08 April, 2024

Space Flight Laboratory (SFL) confirms deployment of HawkEye 360 microsatellite clusters 8 and 9

Space Flight Laboratory (SFL) confirmed that six radio frequency geolocation microsatellites developed for HawkEye 360 of Herndon, Va., have successfully communicated with ground control. The HawkEye 360 Cluster 8 and 9 satellites were launched yesterday at 7:16 pm EDT from Florida aboard the SpaceX Bandwagon-1 Rideshare.

The two new three-satellite clusters bring to 27 the total number of geolocation microsatellites developed by SFL for HawkEye 360, which integrated Cluster 8 at its own plant in Virginia under SFL’s Flex Production Program. For Cluster 9, which represents the next evolution and includes updated payload and platform features, SFL handled the entire process, including development, integration, and testing, at its Toronto facility.

“SFL is proud to play a key role in the development of HawkEye 360’s space assets as it continues to expand and enhance its unparalleled space-based RF data detection and analytics capabilities,” said SFL Director Dr. Robert E. Zee.

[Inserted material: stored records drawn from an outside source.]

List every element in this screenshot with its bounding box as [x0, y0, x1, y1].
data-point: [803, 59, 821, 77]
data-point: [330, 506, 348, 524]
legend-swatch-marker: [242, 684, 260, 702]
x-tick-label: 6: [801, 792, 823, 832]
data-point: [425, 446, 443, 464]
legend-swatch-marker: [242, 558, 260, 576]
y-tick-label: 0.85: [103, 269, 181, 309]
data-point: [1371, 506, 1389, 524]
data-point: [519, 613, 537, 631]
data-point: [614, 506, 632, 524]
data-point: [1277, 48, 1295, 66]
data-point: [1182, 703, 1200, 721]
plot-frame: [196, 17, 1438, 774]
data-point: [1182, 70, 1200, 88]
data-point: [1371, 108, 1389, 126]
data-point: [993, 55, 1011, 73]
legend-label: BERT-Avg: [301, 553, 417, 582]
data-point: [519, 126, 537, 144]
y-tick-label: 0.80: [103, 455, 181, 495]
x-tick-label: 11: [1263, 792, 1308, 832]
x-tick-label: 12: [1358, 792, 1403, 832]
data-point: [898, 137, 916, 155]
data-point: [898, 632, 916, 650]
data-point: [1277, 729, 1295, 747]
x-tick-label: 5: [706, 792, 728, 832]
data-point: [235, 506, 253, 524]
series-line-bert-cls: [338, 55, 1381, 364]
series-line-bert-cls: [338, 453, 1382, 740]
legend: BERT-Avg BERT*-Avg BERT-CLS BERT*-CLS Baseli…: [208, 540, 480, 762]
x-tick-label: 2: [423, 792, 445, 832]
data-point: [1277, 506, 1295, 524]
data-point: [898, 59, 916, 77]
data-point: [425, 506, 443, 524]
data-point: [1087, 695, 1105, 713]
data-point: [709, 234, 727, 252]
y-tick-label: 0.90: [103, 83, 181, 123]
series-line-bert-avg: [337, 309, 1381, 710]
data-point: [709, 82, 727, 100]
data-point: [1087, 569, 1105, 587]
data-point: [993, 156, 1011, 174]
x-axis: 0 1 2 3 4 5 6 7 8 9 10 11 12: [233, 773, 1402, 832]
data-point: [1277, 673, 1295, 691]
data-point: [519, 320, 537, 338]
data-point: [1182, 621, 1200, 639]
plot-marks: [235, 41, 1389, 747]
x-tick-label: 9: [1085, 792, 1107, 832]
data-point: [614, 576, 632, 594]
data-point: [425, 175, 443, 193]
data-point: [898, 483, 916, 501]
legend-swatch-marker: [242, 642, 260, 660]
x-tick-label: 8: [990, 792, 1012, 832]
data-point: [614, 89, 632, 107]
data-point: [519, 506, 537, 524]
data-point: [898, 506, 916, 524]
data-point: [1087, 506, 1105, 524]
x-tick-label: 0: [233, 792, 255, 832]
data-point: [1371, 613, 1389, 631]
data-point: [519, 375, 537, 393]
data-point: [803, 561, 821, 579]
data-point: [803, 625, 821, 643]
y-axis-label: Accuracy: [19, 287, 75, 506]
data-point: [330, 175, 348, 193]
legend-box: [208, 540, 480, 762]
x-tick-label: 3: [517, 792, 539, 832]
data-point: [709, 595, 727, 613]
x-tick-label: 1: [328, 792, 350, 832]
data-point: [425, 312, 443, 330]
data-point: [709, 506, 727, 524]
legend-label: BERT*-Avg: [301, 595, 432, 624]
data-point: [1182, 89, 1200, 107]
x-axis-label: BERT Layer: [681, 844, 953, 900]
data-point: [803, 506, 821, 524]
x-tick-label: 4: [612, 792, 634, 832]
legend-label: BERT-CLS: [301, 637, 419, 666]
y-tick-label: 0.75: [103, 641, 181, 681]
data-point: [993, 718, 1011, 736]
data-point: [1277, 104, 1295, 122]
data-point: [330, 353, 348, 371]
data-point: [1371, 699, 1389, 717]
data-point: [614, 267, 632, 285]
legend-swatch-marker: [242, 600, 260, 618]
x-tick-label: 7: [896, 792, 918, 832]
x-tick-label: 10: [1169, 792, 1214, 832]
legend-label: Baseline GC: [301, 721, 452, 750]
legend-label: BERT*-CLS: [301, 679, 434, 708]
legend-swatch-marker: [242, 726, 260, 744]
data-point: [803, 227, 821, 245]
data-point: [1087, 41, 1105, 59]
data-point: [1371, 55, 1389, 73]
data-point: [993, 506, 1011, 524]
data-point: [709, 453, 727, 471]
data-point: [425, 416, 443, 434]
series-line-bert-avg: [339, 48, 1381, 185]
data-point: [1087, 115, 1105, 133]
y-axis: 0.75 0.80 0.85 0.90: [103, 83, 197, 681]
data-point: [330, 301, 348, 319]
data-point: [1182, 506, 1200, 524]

HawkEye 360 selected SFL to develop its satellites due to the importance of attitude control and formation flying by multiple spacecraft for accurate RF signal geolocation. SFL has innovated compact, low-cost formation-flying technology at a maturity and price point that no other small satellite developer can credibly offer.

SFL built the HawkEye 360 Pathfinder satellites on its 15-kg NEMO platform. All subsequent clusters have been developed on the larger 30-kg SFL DEFIANT bus.

The HawkEye 360 constellation detects, characterizes and geolocates RF signals for a variety of communications, navigation, and security applications. Clusters 8 and 9 were launched in mid-inclination orbits to increase coverage over the busiest maritime traffic corridors at mid-latitudes, including the Indo-Pacific region, according to HawkEye 360.

Established in 1998, SFL has developed 76 operationally successful smaller satellite missions totaling more than 300 cumulative years in orbit. Another 20 missions are now under development by SFL, which offers a complete suite of nano-, micro- and small satellites – including high-performance, low-cost CubeSats – that satisfy the needs of a broad range of mission types from 3 to 500 kilograms.